Elizabeth’s responsibilities as a mother in Plymouth included cooking, cleaning, gardening, animal care, hauling buckets of water from the stream, grinding and pounding corn, milking the goat, gathering eggs, stripping feathers off the geese, cleaning fish, getting a cooking fire just right and the manual cleaning of laundry, soaking and scrubbing and wringing over and over again.
Stephen was delighted when Governor Bradford changed the colony from common ownership to private stewardship in 1623. Stephen was listed as a freeman and was elected to the Governor’s Council in 1634, 1635 and 1636. He surveyed property, investigated new trade and settled estates. He served four governors – John Carver, William Bradford, Edward Winslow and Thomas Prence.
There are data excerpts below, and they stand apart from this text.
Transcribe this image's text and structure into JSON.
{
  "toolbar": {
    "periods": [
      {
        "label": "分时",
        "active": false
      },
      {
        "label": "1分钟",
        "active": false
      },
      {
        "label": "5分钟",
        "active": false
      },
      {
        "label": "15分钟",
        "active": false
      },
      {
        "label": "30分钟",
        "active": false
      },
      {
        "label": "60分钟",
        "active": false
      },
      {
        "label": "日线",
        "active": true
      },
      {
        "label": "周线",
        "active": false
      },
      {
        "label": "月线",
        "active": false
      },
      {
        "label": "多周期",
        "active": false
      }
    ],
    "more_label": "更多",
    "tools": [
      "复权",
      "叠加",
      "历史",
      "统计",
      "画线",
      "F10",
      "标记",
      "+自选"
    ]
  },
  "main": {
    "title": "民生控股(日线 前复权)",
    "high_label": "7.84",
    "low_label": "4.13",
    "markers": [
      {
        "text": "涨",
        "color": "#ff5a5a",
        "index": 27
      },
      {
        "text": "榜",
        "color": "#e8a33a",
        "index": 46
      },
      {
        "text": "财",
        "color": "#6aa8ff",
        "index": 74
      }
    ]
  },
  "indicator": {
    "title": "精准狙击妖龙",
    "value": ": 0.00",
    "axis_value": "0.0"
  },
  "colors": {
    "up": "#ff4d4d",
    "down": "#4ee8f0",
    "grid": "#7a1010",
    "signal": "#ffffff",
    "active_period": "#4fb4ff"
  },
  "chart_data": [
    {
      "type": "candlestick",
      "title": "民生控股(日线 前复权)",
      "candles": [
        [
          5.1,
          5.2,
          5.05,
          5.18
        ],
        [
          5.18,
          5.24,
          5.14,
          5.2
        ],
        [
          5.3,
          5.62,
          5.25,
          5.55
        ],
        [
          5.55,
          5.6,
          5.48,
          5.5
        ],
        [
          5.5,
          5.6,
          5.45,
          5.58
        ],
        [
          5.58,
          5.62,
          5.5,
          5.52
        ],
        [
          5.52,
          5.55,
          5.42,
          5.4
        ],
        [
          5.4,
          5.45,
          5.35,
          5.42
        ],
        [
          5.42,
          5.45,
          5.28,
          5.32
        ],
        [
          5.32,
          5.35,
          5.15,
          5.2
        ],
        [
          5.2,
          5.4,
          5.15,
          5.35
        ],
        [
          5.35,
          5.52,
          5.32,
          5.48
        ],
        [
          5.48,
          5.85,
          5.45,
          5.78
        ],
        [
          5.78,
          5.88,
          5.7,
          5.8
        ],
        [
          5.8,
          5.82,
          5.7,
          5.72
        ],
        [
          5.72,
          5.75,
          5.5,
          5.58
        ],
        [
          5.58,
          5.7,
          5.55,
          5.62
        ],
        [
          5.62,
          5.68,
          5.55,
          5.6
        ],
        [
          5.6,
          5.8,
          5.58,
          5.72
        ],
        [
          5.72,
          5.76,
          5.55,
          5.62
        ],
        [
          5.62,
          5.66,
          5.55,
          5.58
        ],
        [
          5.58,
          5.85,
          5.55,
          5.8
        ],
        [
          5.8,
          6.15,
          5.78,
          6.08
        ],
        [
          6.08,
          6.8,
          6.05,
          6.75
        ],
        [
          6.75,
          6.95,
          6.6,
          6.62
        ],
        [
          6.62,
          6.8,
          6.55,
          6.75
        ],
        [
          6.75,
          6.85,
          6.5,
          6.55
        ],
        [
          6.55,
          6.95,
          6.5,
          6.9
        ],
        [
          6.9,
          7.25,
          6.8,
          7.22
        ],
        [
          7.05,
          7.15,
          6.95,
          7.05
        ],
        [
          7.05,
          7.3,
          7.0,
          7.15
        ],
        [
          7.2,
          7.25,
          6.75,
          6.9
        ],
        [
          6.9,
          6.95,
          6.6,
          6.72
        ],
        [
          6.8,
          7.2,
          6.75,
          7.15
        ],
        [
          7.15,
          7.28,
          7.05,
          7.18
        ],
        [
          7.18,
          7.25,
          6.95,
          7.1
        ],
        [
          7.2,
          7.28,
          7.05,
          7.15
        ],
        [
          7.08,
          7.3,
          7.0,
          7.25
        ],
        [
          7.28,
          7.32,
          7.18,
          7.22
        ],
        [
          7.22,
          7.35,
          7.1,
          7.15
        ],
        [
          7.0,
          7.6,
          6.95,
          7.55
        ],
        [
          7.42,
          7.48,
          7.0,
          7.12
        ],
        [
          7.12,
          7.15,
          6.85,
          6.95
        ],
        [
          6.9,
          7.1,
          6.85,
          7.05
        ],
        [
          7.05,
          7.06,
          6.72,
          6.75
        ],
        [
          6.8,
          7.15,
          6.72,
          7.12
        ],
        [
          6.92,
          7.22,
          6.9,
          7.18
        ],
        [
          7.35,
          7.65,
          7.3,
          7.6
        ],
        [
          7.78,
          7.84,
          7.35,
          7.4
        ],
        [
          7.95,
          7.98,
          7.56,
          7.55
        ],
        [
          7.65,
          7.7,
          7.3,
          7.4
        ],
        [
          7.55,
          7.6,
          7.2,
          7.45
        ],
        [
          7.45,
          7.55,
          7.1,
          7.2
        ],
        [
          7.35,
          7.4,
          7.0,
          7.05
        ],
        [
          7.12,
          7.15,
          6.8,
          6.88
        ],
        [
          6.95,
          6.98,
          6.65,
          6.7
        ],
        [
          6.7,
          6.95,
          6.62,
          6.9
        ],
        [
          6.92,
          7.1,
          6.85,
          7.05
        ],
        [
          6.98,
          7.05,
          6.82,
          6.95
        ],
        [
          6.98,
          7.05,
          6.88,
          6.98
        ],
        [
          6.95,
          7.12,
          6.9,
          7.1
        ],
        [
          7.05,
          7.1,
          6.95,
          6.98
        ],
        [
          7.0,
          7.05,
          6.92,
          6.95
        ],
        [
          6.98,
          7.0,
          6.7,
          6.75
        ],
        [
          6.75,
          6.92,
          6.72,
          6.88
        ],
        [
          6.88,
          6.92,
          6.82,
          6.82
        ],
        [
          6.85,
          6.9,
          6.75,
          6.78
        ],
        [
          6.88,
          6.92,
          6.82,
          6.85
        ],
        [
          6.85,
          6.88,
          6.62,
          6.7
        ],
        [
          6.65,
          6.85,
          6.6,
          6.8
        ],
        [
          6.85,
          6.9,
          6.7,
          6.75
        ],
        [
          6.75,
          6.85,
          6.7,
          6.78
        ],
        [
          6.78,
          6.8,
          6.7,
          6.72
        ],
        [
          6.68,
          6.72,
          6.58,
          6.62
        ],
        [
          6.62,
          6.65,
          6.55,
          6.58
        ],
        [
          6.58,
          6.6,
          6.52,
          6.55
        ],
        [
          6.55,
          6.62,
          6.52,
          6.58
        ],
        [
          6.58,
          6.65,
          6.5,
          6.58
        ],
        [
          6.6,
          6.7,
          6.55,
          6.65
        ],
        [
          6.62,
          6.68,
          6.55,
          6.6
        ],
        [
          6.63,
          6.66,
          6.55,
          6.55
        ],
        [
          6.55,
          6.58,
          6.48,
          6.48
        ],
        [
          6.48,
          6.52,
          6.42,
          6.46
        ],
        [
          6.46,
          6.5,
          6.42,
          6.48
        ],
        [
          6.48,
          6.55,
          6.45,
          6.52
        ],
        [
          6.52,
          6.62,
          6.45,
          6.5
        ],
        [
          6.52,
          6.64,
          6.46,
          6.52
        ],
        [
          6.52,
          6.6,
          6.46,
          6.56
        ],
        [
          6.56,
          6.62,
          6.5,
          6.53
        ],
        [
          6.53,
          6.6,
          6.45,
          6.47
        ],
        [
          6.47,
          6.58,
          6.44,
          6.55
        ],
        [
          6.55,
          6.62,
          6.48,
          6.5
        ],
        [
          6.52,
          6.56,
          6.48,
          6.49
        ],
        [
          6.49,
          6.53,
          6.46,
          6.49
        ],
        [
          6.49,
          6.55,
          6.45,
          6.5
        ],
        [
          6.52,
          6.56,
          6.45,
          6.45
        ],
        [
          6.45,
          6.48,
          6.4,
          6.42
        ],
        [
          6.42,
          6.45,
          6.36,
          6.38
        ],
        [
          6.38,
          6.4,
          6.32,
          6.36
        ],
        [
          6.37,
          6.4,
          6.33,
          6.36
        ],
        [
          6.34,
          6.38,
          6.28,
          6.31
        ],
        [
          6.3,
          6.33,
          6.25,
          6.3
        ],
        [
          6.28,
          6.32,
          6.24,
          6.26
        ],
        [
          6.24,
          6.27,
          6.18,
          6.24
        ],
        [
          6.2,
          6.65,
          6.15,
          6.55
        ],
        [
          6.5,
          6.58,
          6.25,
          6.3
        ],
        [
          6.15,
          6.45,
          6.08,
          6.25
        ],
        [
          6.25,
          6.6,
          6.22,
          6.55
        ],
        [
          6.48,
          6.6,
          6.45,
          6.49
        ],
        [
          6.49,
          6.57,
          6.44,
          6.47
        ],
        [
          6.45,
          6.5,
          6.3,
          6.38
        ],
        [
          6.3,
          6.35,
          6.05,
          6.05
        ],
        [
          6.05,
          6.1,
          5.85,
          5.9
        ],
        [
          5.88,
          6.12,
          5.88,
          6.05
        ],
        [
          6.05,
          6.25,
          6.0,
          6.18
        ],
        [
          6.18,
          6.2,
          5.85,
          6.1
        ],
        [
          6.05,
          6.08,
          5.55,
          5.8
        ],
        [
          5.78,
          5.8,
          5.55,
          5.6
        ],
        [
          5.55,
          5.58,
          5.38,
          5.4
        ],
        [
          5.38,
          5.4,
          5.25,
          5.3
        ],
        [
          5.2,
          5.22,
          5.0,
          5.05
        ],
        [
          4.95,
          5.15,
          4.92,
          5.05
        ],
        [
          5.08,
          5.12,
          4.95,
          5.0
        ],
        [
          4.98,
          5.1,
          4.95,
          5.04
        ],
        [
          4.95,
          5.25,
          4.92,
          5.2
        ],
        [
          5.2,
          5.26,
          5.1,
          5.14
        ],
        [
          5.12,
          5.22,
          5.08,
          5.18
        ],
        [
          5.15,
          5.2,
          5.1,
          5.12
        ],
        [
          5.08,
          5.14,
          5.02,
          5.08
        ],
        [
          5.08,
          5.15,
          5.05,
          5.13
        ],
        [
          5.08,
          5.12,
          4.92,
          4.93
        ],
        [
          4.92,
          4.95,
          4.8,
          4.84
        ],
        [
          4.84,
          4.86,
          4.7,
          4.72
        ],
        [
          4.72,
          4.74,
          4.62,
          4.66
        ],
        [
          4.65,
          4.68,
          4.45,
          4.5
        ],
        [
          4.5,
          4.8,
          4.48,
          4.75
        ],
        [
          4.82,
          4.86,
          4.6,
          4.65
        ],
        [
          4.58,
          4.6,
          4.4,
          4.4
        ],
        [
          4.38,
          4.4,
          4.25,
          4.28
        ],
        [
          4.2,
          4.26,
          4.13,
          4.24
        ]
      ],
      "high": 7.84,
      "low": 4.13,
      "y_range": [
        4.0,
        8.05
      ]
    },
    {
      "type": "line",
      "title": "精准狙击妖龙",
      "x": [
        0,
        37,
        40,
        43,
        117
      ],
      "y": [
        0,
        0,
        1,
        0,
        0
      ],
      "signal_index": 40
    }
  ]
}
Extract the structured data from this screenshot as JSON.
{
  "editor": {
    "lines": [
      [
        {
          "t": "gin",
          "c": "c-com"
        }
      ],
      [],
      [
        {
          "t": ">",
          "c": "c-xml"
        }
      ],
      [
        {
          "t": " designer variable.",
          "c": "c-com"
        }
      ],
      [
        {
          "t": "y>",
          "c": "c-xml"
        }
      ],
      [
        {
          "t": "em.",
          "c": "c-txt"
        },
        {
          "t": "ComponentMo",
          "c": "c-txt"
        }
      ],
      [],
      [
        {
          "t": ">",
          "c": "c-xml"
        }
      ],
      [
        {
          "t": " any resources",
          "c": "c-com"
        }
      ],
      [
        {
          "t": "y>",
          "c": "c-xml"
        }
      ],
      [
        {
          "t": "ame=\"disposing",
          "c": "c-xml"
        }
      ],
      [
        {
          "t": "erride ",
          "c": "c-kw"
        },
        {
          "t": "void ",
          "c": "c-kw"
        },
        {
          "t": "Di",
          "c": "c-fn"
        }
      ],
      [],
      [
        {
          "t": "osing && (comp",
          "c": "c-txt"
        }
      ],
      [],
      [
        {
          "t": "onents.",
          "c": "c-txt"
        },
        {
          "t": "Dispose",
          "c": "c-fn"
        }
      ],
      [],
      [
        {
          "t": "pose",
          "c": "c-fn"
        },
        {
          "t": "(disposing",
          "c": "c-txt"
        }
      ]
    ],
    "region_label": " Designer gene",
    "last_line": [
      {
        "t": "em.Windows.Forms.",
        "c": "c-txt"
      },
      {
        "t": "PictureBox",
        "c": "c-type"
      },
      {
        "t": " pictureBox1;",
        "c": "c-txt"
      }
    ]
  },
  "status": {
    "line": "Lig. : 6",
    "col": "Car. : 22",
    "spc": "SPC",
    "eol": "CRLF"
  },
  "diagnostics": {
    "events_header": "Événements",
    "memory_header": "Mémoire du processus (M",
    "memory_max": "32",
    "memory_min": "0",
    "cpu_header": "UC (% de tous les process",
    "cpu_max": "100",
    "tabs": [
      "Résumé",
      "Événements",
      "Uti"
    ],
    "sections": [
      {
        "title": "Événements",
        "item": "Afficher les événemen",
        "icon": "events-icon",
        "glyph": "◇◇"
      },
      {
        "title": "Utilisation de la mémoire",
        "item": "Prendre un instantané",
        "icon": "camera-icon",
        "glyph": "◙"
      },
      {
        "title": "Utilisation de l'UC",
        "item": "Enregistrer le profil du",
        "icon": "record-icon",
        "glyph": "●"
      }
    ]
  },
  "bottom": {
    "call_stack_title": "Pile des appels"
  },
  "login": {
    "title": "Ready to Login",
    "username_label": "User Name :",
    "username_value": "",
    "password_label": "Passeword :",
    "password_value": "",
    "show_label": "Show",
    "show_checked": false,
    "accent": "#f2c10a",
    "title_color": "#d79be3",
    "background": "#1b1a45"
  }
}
Elizabeth passed in 1641, leaving Stephen with four unmarried teen daughters at home; Deborah, Damaris, Ruth, and Elizabeth. When Stephen passed in 1644 Elizabeth was taken into custody by friend Richard Sparrow; she was either disabled or mentally challenged. The house he raised her in is the oldest one in Plymouth still standing. Stephen had ten children; three by his first wife Mary and seven by his second wife Elizabeth. He had 37 grandchildren and by the middle of the 18th century he had thousands of descendants. Most important, however, were the lessons on family, liberty of conscience and economic incentive he learned that made a successful colony then and are very applicable today!